In an interesting parallel to allergen labelling, the digitisation of supply chains is key to the success of this initiative, as huge amounts of data need to be collected and analysed. As the Chair of the Scientific Committee of Foundation Earth, I realise much has to be done. However, the energy and drive of all those involved is very heartening, as has been the enormous interest of many food manufacturing and retail companies.
My final note on labelling is around the battlefield of ‘alternative proteins’ or ‘fake foods’ as some prefer to call them. A judge in California recently ruled that it was fine to use the term ‘butter’ in a non-dairy product; the product is described on the label as a ‘European Style, Cultured vegan butter made from plants’. I can’t say this would be a huge attraction to me to put in my shopping basket. Neither am I enamoured with the ingredients (eg, coconut oil, sunflower oil and cashew nuts); one should not forget the nutrients which dairy products offer which are arguably missing, or at the very least not offered in equal value, in such alternatives.

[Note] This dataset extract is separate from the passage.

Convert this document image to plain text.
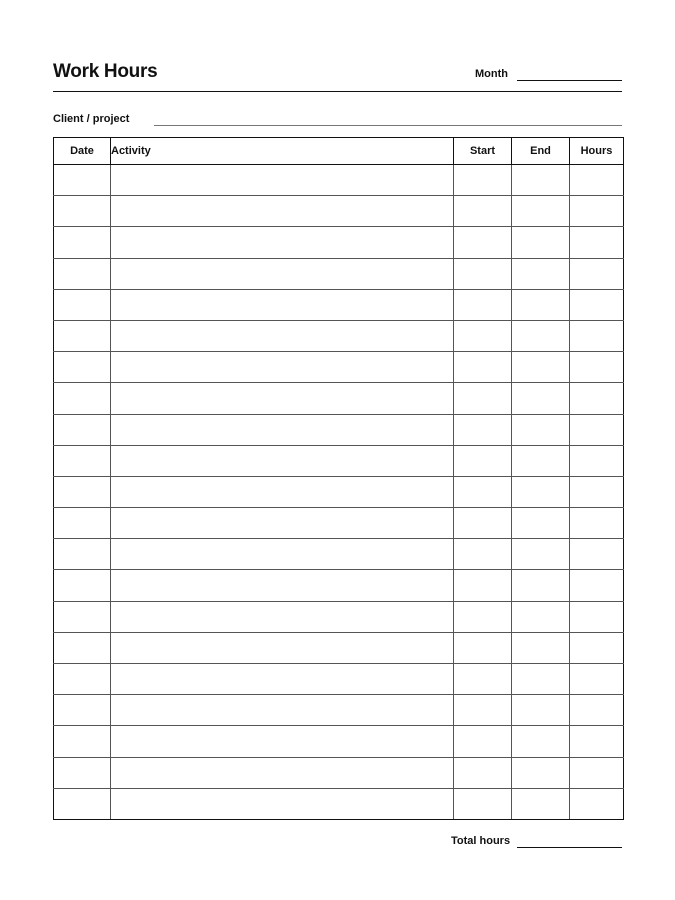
Work Hours	Month
Client / project
Date	Activity	Start	End	Hours

Total hours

However, this ruling has been viewed as quite a landmark in the US and may open the door for many more products to be labelled in this way. The view in Europe seems to be very different at present, with much less of an appetite to follow this path, ie, butter means butter…
In the brave new world of Brexit Britain, it will be interesting to see how things will develop and, of course, what role food labelling rules will play in future trade deals. Clearly, food labelling is going to get more rather than less complex; one can only hope that we will not lose sight of the purpose of labels, that is, to inform consumers.